Ancak İbnü’l Mübarek onu bırakıp gitmemiş, aksine onu çocuklarının yanına ulaştırarak iyiliğini tamamlamış, onlar da çok mutlu olmuşlar, ona teşekkür edip ikramlarda bulunmuşlar. Çocuklarından salih annelerinin şimdiye kadar 40 yıldan fazla bir süredir sadece Kuran-ı Kerim ayetleri ile konuştuğunu öğrenmiş.

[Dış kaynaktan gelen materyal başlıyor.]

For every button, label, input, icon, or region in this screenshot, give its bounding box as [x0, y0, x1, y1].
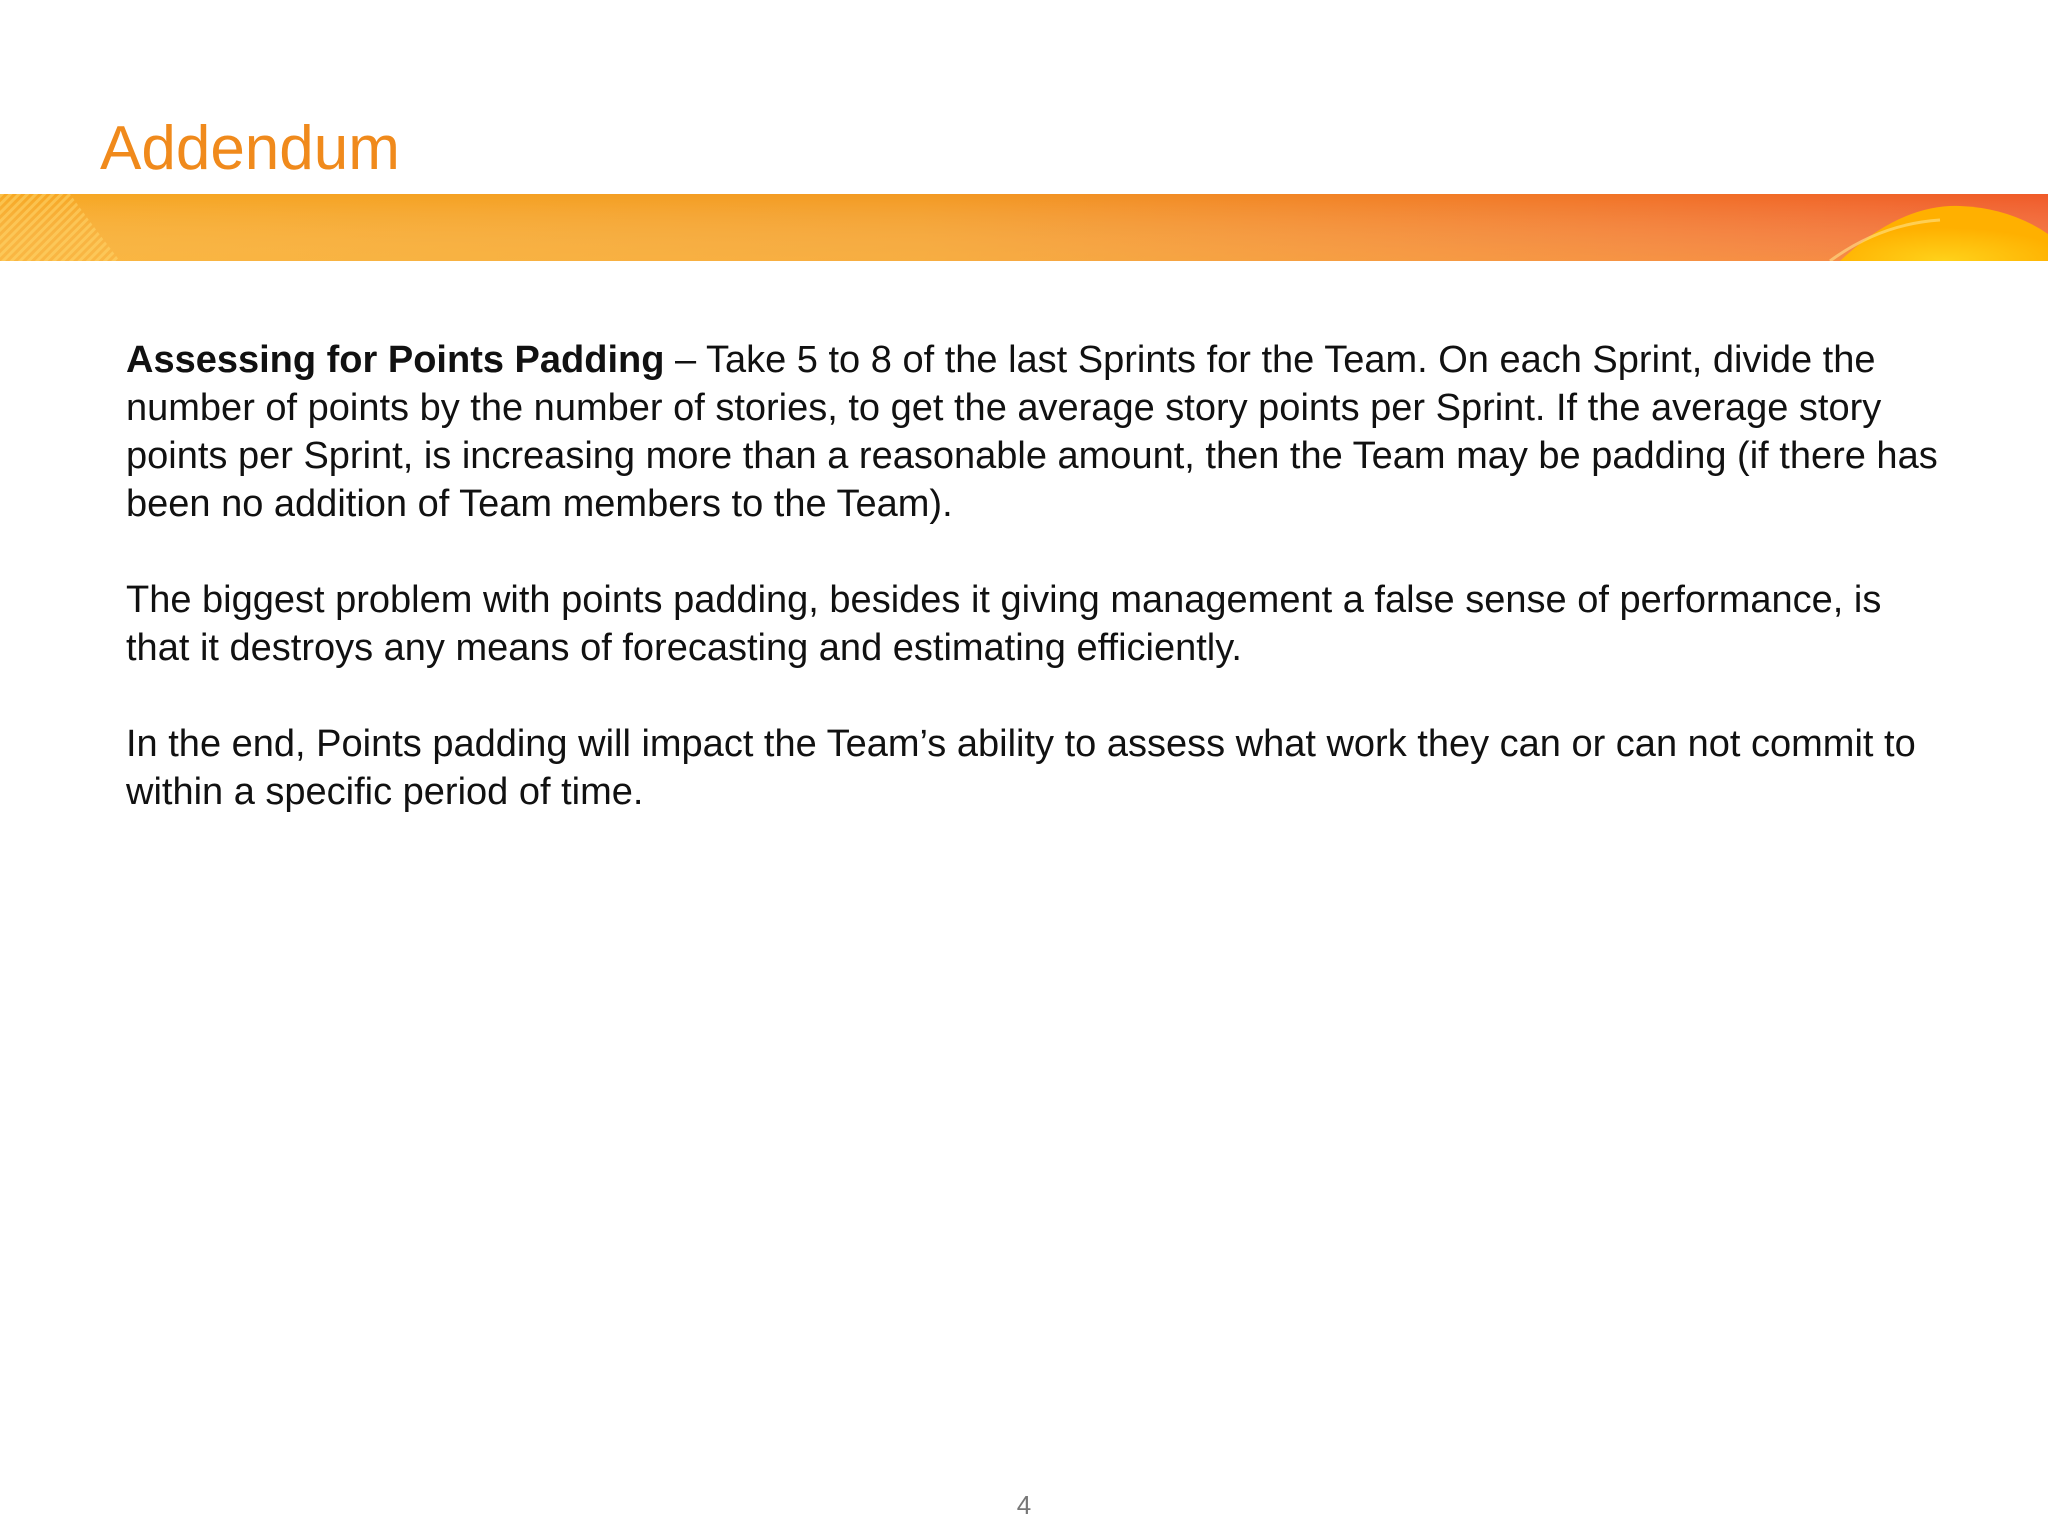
paragraph-biggest-problem: The biggest problem with points padding, besides it giving management a false sense of performance, is that it destroys any means of forecasting and estimating efficiently.	[126, 579, 1882, 669]
page-number: 4	[1016, 1490, 1032, 1520]
slide-body	[126, 336, 1946, 864]
slide-title: Addendum	[100, 114, 400, 183]
banner-graphic	[0, 194, 2048, 261]
paragraph-text: – Take 5 to 8 of the last Sprints for the Team. On each Sprint, divide the number of points by the number of stories, to get the average story points per Sprint. If the average story points per Sprint, is increasing more than a reasonable amount, then the Team may be padding (if there has been no addition of Team members to the Team).	[126, 339, 1938, 525]
paragraph-points-padding	[126, 336, 1946, 528]
header-banner	[0, 194, 2048, 261]
paragraph-in-the-end: In the end, Points padding will impact the Team’s ability to assess what work they can or can not commit to within a specific period of time.	[126, 723, 1916, 813]
paragraph-lead-bold: Assessing for Points Padding	[126, 339, 665, 381]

Bu ne güzel ve iyi bir kadın, Allah'a yemin ederim ki ben İbnü’l Mübarek'in yanında olsaydım, takdir ve hürmet ile ellerini öperdim. Bu takdir ve hürmetim de şimdi size o (salih) yaşlı kadın ile (felaket) bir Amerikalı kadın arasındaki büyük farkı anlatmaya sevk ediyor. Bu kadının tutumu, Amerikalı kadınların iş ve siyaset dünyasında artan otoritesine işaret ediyor. ABD Temsilciler Meclisi üyesi Box Hayes, Kamu Mezarlıkları Dairesi'ne gelen Brokenlı bir kadının hikâyesini anlatıyor. Kadın “Burada gömülü olmasına rağmen eşimin mezarını bulamıyorum” demiş. Müdür “Eşinizin adı neydi?” diye sormuş. Kadın “Thomas Jackson” diye cevap vermiş. Müdür dönüp kayıtlarına bakmış sonra da “Hanımefendi, kayıtlarımızda Thomas Jackson ismi yok sadece Elizabeth Jackson adı kayıtlı” demiş. Kadın “İşte o eşimin mezarı. Her şey benim adıma kayıtlı, mezar dahil” diye karşılık vermiş. Yani adamın mezarında bile söz hakkı yokmuş.
Bunun karşısında sadece Alemlerin Rabbi olan Allah’a şükürler olsun diyebilirim.